Dinda : "Iya adikku sayang, aku sekarang sedang menunggu redah hujan badai di aparteman Emin"
Mika : "Iya kak, tunggulah hingga benar - benar redah kak"
Dinda : "Siap adikku"
Setelah mendengar Dinda sedang berada di aparteman Emin menunggu redah hujan badai hati Mika lebih tenang.
Dirinya tidak ingin terjadi apa - apa kepada kedua sahabatnya yang sangat baik kepadanya. Terlebih Mika yang mengundang Dinda ikut dalam dinner mereka.
Mika yang sudah tenang dengan keselamatan Dinda akhirnya melanjutkan tidur karena cuaca cukup dingin membuat Mika mengantuk.
Dalam hitungan menit Mika sudah terlelap dalam tidurnya. Dalam Mimpi itu Mika melihat Devon bersama ketiga anak mereka. Devon tersenyum manis sekali di hadapan Mika dan mereka berlima berpelukan bersama.
Mika begitu menikmati mimpi itu, rasa kangennya kepada ketiga anaknya terobati dalam mimpinya begitu juga rasa rindu yang berkali - kali di bendung untuk Devon tidak dapat di cegah dalam mimpi itu.
Mika semakin pulas dalam tidurnya, mimpi indahnya menjadi pengantar tidurnya semakin lelap.
Sedang di tempat yang berbeda Dinda merasa tubuhnya dingin sekali, bahkan sampai bergetar.
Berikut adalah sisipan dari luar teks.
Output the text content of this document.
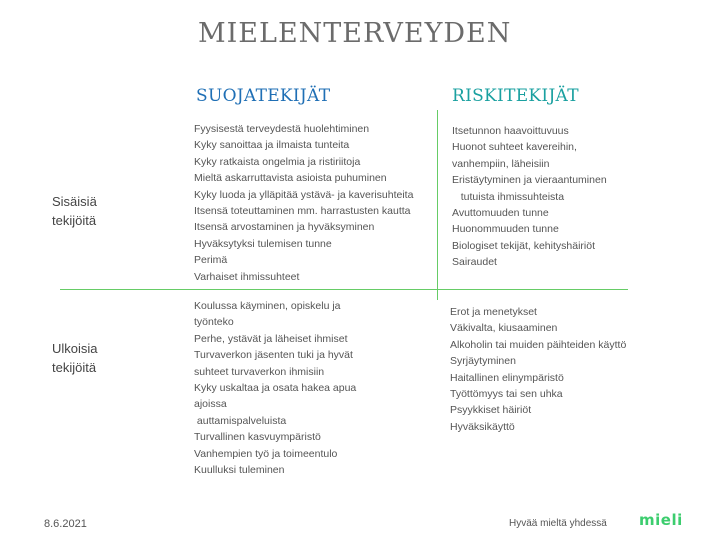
MIELENTERVEYDEN
SUOJATEKIJÄT	RISKITEKIJÄT
Sisäisiä
tekijöitä
Ulkoisia
tekijöitä
Fyysisestä terveydestä huolehtiminen
Kyky sanoittaa ja ilmaista tunteita
Kyky ratkaista ongelmia ja ristiriitoja
Mieltä askarruttavista asioista puhuminen
Kyky luoda ja ylläpitää ystävä- ja kaverisuhteita
Itsensä toteuttaminen mm. harrastusten kautta
Itsensä arvostaminen ja hyväksyminen
Hyväksytyksi tulemisen tunne
Perimä
Varhaiset ihmissuhteet
Itsetunnon haavoittuvuus
Huonot suhteet kavereihin,
vanhempiin, läheisiin
Eristäytyminen ja vieraantuminen
tutuista ihmissuhteista
Avuttomuuden tunne
Huonommuuden tunne
Biologiset tekijät, kehityshäiriöt
Sairaudet
Koulussa käyminen, opiskelu ja
työnteko
Perhe, ystävät ja läheiset ihmiset
Turvaverkon jäsenten tuki ja hyvät
suhteet turvaverkon ihmisiin
Kyky uskaltaa ja osata hakea apua
ajoissa
auttamispalveluista
Turvallinen kasvuympäristö
Vanhempien työ ja toimeentulo
Kuulluksi tuleminen
Erot ja menetykset
Väkivalta, kiusaaminen
Alkoholin tai muiden päihteiden käyttö
Syrjäytyminen
Haitallinen elinympäristö
Työttömyys tai sen uhka
Psyykkiset häiriöt
Hyväksikäyttö
8.6.2021	Hyvää mieltä yhdessä mieli
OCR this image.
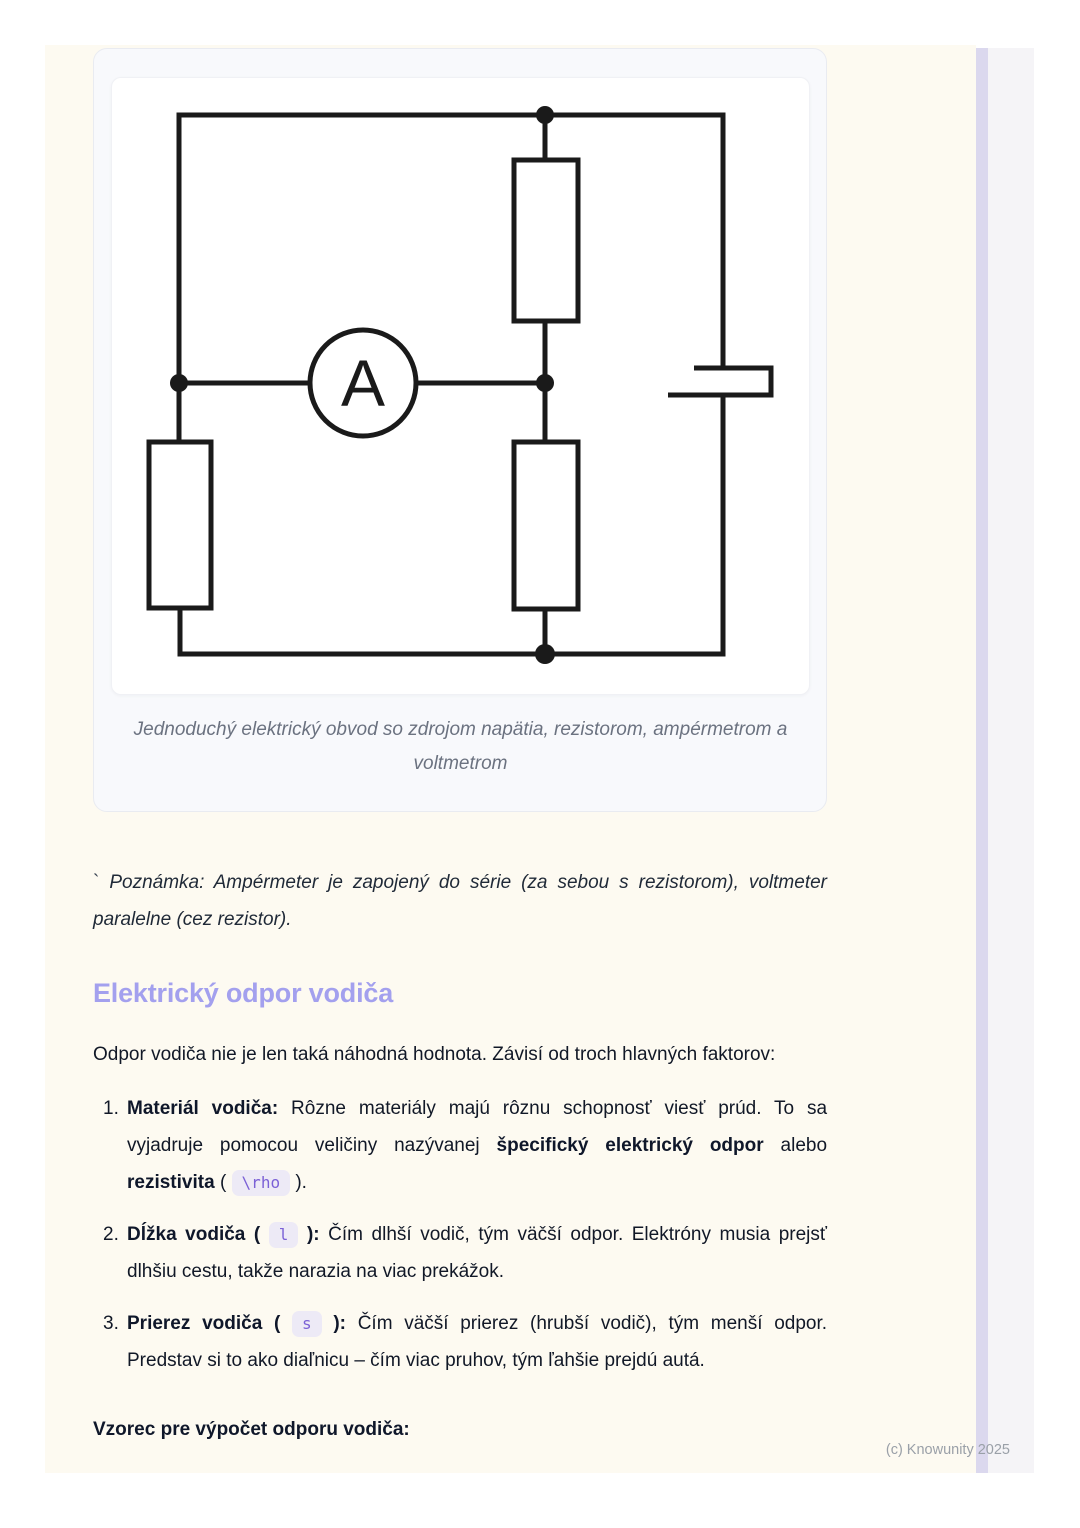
A
Jednoduchý elektrický obvod so zdrojom napätia, rezistorom, ampérmetrom a voltmetrom

` Poznámka: Ampérmeter je zapojený do série (za sebou s rezistorom), voltmeter paralelne (cez rezistor).

Elektrický odpor vodiča

Odpor vodiča nie je len taká náhodná hodnota. Závisí od troch hlavných faktorov:

1. Materiál vodiča: Rôzne materiály majú rôznu schopnosť viesť prúd. To sa vyjadruje pomocou veličiny nazývanej špecifický elektrický odpor alebo rezistivita ( \rho ).
2. Dĺžka vodiča ( l ): Čím dlhší vodič, tým väčší odpor. Elektróny musia prejsť dlhšiu cestu, takže narazia na viac prekážok.
3. Prierez vodiča ( s ): Čím väčší prierez (hrubší vodič), tým menší odpor. Predstav si to ako diaľnicu – čím viac pruhov, tým ľahšie prejdú autá.

Vzorec pre výpočet odporu vodiča:

(c) Knowunity 2025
Dinda sudah meminjam bedcover kepada Emin dan Emin pun sudah menyalahkan pemanas ruangan tetapi tidak mengurangi rasa dingin yang Dinda rasakan.
Emin yang akan mengambil minum, melihat bedcover yang di pinjam Dinda bergoyang.
Emin mendekati bedcover itu untuk memastikan keadaan Dinda.
"Din, are you ok?" tanya emin.
"No, help" jawab Dinda
Emin yang melihat kalau Dinda tidak baik, langsung membuka bedcover yang di pakai Dinda.
Emin sungguh terkejut melihat Dinda yang sedang meringkuk kedinginan.
Emin mengambil termometer dan mengecek suhu tubuh Dinda dan Emin sungguh terkejut suhu Dinda sudah 35 derajat celcius.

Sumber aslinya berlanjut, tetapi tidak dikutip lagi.